By Claudine Vainrub, Principal of EduPlan
The National Association of College Admission Counseling – NACAC recently published their “2009 State of College Admissions Report”. Although reporting that college admission trends are relatively steady, there are many implications to newfound increased application numbers as well as the impact our economy has had in the industry. Some of the statistics reported include the following:
1- The average acceptance rate at four-year colleges has declined from 71.3% in 2001 to 66.8%. This means that overall it is getting more competitive to gain admission to four-year colleges. We have suspected this for a while, upon seeing how worthy students sometimes struggle to get accepted at colleges and universities all over the U.S. Reports have come to us that universities which were originally not too competitive admissions-wise, have become more so. We are talking about Florida International University and the University of Central Florida, for example, schools that in the last few years have become more selective in their admissions.
How do we prepare to enhance our chances to gain admissions? #1 and foremost – become a great student while enduring a demanding high school curriculum. Grades are very important in the admissions process. We find that sometimes, schools are not willing to look at a candidate if the grades are not where they expect them to be.
However, just being a good student is not enough – we need to become good in tough courses. The U.S. high school curriculum allows for many elective courses and some students believe this is a license to take easy courses and get by. This bargain does not pay, as taking easy courses will disable these students from becoming outstanding candidates – colleges know what students are thinking, this decision will not go unpunished. Aside from this, the student relinquishes their chance to learn a topic that will provide an important academic base to succeed at college.
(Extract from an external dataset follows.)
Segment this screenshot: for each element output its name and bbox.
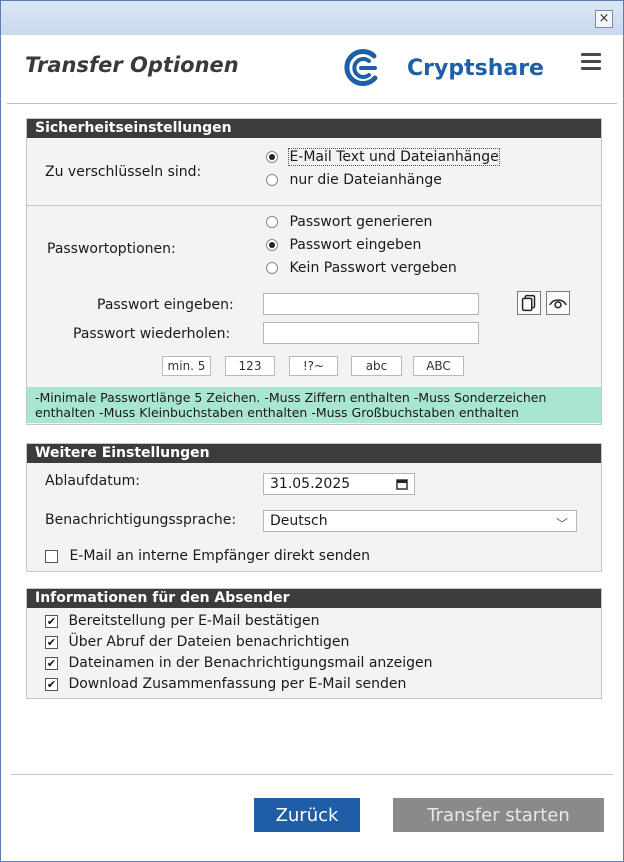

2- 60% of high school counselors report an increase in the number of student planning to enroll in public as opposed to private colleges. This also means more competition for students aiming public schools. This posses yet another problem – if public school admissions become more competitive, we need to prepare to be able to fund private schooling. This measure serves the student that might not be able to directly enter a public university or college, but wants to achieve an education.
There are many alternatives to public education, however, not many as affordable. We must be conscious in that a student might not be admitted to a top public school, but yet admitted to a top private school. Do we want to support them in taking advantage of this opportunity? Most surely. However, if the funding is not there, it will be merely impossible between subsidizing high education costs and not having taken this thought process under consideration. Families will benefit from early planning especially in this situation, allowing students to have open doors to various alternatives, as opposed to just one.
Another good alternative, sometimes even great, in the case of an unprepared student who is not accepted into the public school of their choice is Community College. Miami Dade College, for example, provides an outstanding educational opportunity to many not able to subsidize high education costs. Being able to complete an Associate’s Degree at MDC makes transferring to a top school easier. In this way, the student will end up receiving their Bachelor’s from a top public university, at a lower expense for the family.
The new data provides opportunity for thought and analysis of what we expect will happen in the future. We can draw many conclusions, but the one most valuable is: early preparation and planning is invaluable in the college admissions process. With this in mind and at task, the student and family will get closer to all educational goals.